VP-11 had been in Iceland not too long when we heard over the Armed Forces Radio that a U.S. Navy Patrol Plane home-stationed in Brunswick, Maine had been shot down by Cambodia or Laos. The radio did not mention the squadron number, but of course that could be only ONE squadron, VP-26. The other four Brunswick Patrol Squadrons were elsewhere (VP-10, VP-11, VP-21 & VP-23). I was worried about Al for a couple of weeks before I learned that he was not aboard that missing P3. He was not flight crew, but he did occasionally fly with them. It was a couple months later that 26 had another P3 shot down. Both crews lost their lives on those missions. Below is another graphic that tells a little about those VP-26 losses. As you can see VP-26 lost their two P3s on or about February & April of 1968. They are not shown in that first graphic above.
VP-10, VP-11, & VP-26 all returned to Brunswick within a couple weeks of each other. When we were all back in Brunswick the entire station and the five patrol squadrons had several funeral services for the two lost VP-26 crews. There was much sadness then. Many of us in all the squadrons knew several of the missing sailors. Some of us in VP-11 had those typical mixed feelings of guilt & relief that those VP-26 crews had taken our place.
Just before my tour was completed in VP-11, Al got orders to NAS Pensacola. He had been gone a couple of weeks when I got TWO sets of orders the same day. One of them was for Instructor Duty at AVB School in Memphis while the other was to attend the ADCOP (Associate Degree Completion Program) at Pensacola Junior College. Neither I nor our Personnel Office knew exactly what to do so they called BUPERS to ask them. BuPers gave me the choice. I opted for ADCOP, so I ended up here in Pensacola.

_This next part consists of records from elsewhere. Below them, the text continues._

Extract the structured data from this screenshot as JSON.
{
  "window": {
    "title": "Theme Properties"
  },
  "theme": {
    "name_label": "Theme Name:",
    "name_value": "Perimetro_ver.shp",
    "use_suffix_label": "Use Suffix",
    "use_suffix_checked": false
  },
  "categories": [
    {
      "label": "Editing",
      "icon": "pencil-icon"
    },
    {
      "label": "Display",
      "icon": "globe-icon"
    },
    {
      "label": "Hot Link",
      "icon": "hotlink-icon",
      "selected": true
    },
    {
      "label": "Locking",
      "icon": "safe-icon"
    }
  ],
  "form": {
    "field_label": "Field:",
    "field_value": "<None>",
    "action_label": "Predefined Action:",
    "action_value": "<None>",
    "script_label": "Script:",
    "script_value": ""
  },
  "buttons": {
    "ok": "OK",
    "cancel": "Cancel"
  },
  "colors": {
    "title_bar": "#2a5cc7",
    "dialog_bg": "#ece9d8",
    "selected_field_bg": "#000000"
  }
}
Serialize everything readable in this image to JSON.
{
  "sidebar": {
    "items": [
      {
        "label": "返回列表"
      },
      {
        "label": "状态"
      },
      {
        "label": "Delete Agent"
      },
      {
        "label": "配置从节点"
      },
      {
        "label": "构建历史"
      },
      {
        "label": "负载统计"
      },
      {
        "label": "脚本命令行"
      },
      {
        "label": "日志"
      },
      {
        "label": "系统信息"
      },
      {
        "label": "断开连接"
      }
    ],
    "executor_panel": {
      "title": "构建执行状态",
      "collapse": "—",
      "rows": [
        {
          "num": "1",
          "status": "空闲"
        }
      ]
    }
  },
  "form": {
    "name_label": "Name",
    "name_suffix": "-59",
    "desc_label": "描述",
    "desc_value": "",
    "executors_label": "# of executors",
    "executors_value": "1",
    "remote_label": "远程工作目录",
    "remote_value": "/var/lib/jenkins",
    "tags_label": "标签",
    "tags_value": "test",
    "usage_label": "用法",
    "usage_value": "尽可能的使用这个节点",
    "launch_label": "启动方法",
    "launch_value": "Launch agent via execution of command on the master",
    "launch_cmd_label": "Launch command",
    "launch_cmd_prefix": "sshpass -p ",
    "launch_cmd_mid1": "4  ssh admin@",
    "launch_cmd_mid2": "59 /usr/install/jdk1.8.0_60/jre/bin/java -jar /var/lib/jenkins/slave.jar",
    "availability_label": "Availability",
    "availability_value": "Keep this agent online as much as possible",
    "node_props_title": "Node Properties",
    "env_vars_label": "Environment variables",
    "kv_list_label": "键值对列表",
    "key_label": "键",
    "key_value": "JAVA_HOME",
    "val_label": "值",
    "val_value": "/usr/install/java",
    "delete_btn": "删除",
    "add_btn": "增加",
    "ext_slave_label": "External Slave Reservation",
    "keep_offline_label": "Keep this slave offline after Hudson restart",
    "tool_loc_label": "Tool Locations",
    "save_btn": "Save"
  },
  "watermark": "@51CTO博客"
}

Al and I were together again, and we stayed so until his death in 1998 except for almost a year when I was in VAQ-135 which was homeported in Alameda but made a Mediterranean Cruise on the Forrestal. My family remained in Pensacola, so I ended up right back here. We had both retired from the navy prior to 1974. We both worked together as electronics technicians and computer technicians for several years at Pensacola’s first Radio Shack. Al’s first wife, Georgia, died of heart problems in 1975, and Al was never the same. He remarried, but that did not seem to ease his pain. Sad to say, but he drank himself to death. One of the saddest days of my life was when I acted as one of his pallbearers. He is interred at the Barrancas National Cemetery at NAS Pensacola. Both his daughter and I cried at his funeral. Shame on me? Al was the smartest & nicest person that I ever personally knew well enough to know about such things. I hope that his bucolic, Missouri, southern drawl did not fool many of you, but unless someone knew him well, I’ll bet that he did fool quite a few people. Actually I KNOW for certain that he did.
P.S. Please forgive me if this is boring. I just had to get it out of my system. I still miss the best friend I ever had.